作家、語言學家吉奧夫萊南博爾格在他的新書裏介紹了Asshole (混賬王八蛋、混蛋)一詞的淵源和“應用標準”,詼諧有趣。同時,這也是一本辨別好歹、認識真假的“課外書”。
Assholism
My new book is called Ascent of the A-Word: Assholism, The First Sixty Years . But I should qualify that subtitle. It's true that the epithet ***** was first coined by WWII GI's--its first use to describe a literary character was in Norman Mailer's 1948 war novel The Naked and the Dead. But it really wasn't until 1970s that it came of age as a category of our collective moral life, ubiquitous everywhere: in country and western and rock, in movies from Dirty Harry to Annie Hall to Animal House, the plays of Neil Simon and the novels of Rita Mae Brown.
Along the way, the ***** became a focus of collective fascination for us, just as the phony was for Holden Caulfield and the cad was for Anthony Trollope. Year after year, *****s make up from four to six of Barbara Walters' lists of the 10 most fascinating people, a disproportionate number even for the celebrity classes.
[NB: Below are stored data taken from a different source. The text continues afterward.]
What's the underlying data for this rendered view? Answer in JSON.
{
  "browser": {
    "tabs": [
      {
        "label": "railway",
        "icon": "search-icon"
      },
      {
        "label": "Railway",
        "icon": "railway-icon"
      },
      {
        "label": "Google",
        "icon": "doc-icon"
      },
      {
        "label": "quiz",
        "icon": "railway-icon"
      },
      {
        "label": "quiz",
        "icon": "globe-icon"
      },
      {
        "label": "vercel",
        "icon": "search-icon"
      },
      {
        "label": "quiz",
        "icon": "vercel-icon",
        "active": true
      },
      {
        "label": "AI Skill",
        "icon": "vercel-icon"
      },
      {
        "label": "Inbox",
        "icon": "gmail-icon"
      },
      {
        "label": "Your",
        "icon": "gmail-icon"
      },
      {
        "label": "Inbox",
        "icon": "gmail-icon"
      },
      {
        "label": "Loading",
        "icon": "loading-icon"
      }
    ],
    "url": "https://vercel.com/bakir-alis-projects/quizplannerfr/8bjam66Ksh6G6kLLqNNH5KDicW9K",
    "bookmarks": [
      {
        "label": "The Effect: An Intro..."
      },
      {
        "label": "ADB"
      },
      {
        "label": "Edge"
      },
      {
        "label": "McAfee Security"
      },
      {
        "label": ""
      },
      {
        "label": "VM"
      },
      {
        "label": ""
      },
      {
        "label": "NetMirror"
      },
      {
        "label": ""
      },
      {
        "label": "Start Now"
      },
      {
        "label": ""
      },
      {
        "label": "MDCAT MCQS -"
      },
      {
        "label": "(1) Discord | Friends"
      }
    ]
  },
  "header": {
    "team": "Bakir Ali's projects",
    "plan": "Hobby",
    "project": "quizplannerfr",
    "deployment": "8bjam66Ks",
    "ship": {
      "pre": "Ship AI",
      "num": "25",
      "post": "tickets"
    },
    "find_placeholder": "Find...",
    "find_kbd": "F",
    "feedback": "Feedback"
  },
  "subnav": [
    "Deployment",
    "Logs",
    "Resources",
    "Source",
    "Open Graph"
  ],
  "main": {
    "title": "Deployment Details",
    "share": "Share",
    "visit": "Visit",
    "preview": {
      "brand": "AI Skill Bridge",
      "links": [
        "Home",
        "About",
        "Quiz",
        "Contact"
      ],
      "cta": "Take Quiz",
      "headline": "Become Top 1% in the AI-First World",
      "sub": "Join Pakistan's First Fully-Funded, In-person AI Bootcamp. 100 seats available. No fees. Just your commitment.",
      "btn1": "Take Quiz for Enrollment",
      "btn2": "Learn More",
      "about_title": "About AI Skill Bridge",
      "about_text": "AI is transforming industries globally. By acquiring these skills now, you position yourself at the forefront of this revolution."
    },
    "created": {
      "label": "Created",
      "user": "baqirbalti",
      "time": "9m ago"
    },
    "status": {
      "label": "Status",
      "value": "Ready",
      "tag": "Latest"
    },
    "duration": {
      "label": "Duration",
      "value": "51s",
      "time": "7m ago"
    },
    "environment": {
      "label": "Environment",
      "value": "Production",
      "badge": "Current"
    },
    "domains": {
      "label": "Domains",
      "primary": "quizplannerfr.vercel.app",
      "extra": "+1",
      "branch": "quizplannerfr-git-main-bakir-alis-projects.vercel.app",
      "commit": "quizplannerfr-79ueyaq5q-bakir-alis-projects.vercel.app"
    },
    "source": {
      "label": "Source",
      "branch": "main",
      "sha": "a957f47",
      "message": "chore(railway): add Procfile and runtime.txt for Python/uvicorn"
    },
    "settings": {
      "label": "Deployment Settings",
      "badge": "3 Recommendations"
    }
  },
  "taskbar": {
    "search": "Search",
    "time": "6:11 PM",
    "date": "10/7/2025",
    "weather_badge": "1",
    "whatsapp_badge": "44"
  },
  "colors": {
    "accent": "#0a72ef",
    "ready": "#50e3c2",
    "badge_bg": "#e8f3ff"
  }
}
People tend to think of words like "*****" as little more than explosions of emotional steam. Even the Oxford English Dictionary defines it summarily as "someone foolish or contemptible," which gives it an awful lot of leeway. But the vulgarity of a word doesn't necessarily make it imprecise or less deserving of careful usage. In fact ***** carves out a rather specific territory.
You can be an ***** for cheating on your wife or girlfriend, but not for cheating on your expense reports or a final exam. You can be an ***** for taking credit for a colleague's work, but probably not for plagiarizing from someone else's book. And George W. Bush wouldn't have qualified as an ***** for anything he said about WMD's, though he might have earned the label for his press-conference smirks.
What makes somebody an ***** isn't simply a sense of entitlement, but a kind of obtuseness--about his own importance, the difference between who he is and what he does, the needs of others and the way he is perceived by them. And yes, *****s are usually male.
But there are *****s and *****s, depending on how that obtuse self-delusion expresses itself. Here, then, is a kind of ***** aviary. Don't think of it as one of those lists of "ten biggest *****s" that the Web is brimming with. Top ten lists always efface distinctions. Comparing *****s on a single scale of magnitude is apt to lead you to focus on a person's cruelty and the injury he inflicts, which confuses the ***** with the prick.
The real measure of someone's assholism is the breadth of his self-delusion, the discrepancy between his perceptions and the reality before his eyes, the energy of his denials and rationalizations. That's why you find a more perfect personification of the ***** in Ricky Gervais' David Brent in The Office than in Mr. Blonde from Reservoir Dogs, or in Malvolio in Twelfth Night than in Iago in Othello.